Critique du volume manga
Publiée le Mercredi, 19 Juin 2024
Alors que de sinistres événements ont commencé à avoir lieu, Sui et Shôko ont fini par en découvrir l'origine: un chien affamé invisible, né de l'imagination de Sui. Avec l'aide de Tetsuya, le petit ami de Sui lui aussi invisible et créé par cette dernière, nos héroïnes tentent de trouver un moyen d'arrêter l'animal enragé, mais il semble particulièrement difficile de lutter contre quelque chose d'invisible. Et pendant ce temps, Sui, au plus profond d'elle-même, ressent un sentiment de culpabilité toujours plus fort à l'idée d'être à l'origine des récents événements, et même d'avoir créé ce chien qui erre dans la douleur, éternellement affamé. Si bien que, bientôt, cette adolescente, déjà mal dans sa peau à l'origine, se met à penser que pour mettre fin à tout ça, la meilleure solution serait peut-être qu'elle-même disparaisse...
L'heure est venue pour Blank Space de se conclure avec ce troisième opus qui est plus épais que les précédents avec ses 250 pages et quelques et qui, en conséquence coûte également un petit peu plus cher (1€ de plus). Et le moins que l'on puisse dire sans spoiler, c'est que Kon Kumakura parvient à offrir à son histoire un final particulièrement intéressant dans son déroulement.
Ce déroulement, il passe avant tout par le mal-être de Sui qui la pousse à vouloir disparaître,pensant ainsi que tout ce qu'elle a créé disparaîtra en même temps qu'elle. Dans ses tourments bien représentés, la jeune fille reste attachante, et on se soucie vraiment de son sort, d'autant plus que deux interrogations se font bien présentes à son sujet. Tout d'abord, a-t-elle vraiment raison de penser que tout ira mieux si elle disparaît ? La réponse est sans aucun doute non, tant on a bien pu voir qu'elle n'est plus seule, en particulier grâce à Shôko qui cristallise encore ici la force de leur amitié et qui fera tout pour elle. Ensuite, est-ce que sa disparition entraînera vraiment, en même temps qu'elle, la disparition des êtres invisibles sortis de son imagination ? La réponse est plus complexe qu'il n'y paraît, non seulement car les "êtres du vide" sont plus nombreux qu'elle ne le pense et ne viennent pas tous d'elle (ce qui permettra d'offrir un rôle aux différents personnages secondaires précédemment installés, comme Ichiko ou Nakamichi), mais aussi parce que le pouvoir de l'imagination est bien plus fort que ça. Et peut-être est-ce là l'idée la plus forte de l'oeuvre: la force que l'imagination peut avoir quelle que soit la forme qu'elle prend (l'esprit, les rêves, l'écriture, les histoires...), et le fait que toutes ces sources d'imagination continuent à vivre tant qu'on pense à elles et qu'on les transmet.
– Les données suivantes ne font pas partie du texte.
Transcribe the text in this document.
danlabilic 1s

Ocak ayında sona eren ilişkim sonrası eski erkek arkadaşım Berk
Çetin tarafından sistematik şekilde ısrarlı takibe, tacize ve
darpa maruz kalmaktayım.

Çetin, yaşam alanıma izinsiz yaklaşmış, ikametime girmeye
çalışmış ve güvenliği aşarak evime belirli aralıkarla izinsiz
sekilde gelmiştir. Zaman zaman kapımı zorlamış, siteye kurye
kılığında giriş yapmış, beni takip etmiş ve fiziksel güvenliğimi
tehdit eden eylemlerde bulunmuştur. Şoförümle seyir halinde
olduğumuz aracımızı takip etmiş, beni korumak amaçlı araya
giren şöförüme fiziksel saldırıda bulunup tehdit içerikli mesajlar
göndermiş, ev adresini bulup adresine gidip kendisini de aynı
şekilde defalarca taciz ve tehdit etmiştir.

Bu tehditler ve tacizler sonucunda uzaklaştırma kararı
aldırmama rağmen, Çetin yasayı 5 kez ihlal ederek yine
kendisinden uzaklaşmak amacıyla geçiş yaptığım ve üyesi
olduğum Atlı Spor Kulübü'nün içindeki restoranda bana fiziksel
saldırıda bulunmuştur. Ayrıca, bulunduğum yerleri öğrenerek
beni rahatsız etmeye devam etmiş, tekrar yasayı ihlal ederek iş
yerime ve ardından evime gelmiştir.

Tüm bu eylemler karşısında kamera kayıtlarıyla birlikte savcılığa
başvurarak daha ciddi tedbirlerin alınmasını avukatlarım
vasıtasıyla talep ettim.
Pour bien cristalliser ses idées, l'auteur n'hésite pas à aller assez loin dans ses rebondissements (ne serait-ce qu'en brouillant certaines frontières autour des rêves à différents moments), et à offrir pas mal de chouettes petites idées visuelles parfois un peu folles, surtout quand il s'agit de représenter l'invisible et de nous en faire ressentir la présence (le blanc vide et les onomatopées ne sont que deux des exemples les plus flagrants), les dernières doubles-pages étant même très représentatives de cette idée.
A l'arrivée, Blank Space nous séduit jusqu'au bout. A la fois récit d'amitié fort, portrait social poignant de son héroïne en plein mal-être, et ode à la force que peut avoir l'imagination sous toutes ses formes, l'oeuvre a le mérite de sortir quelque peu des sentiers battus dans sa narration et dans ses visuels, pour cristalliser de plus belle ses sujets.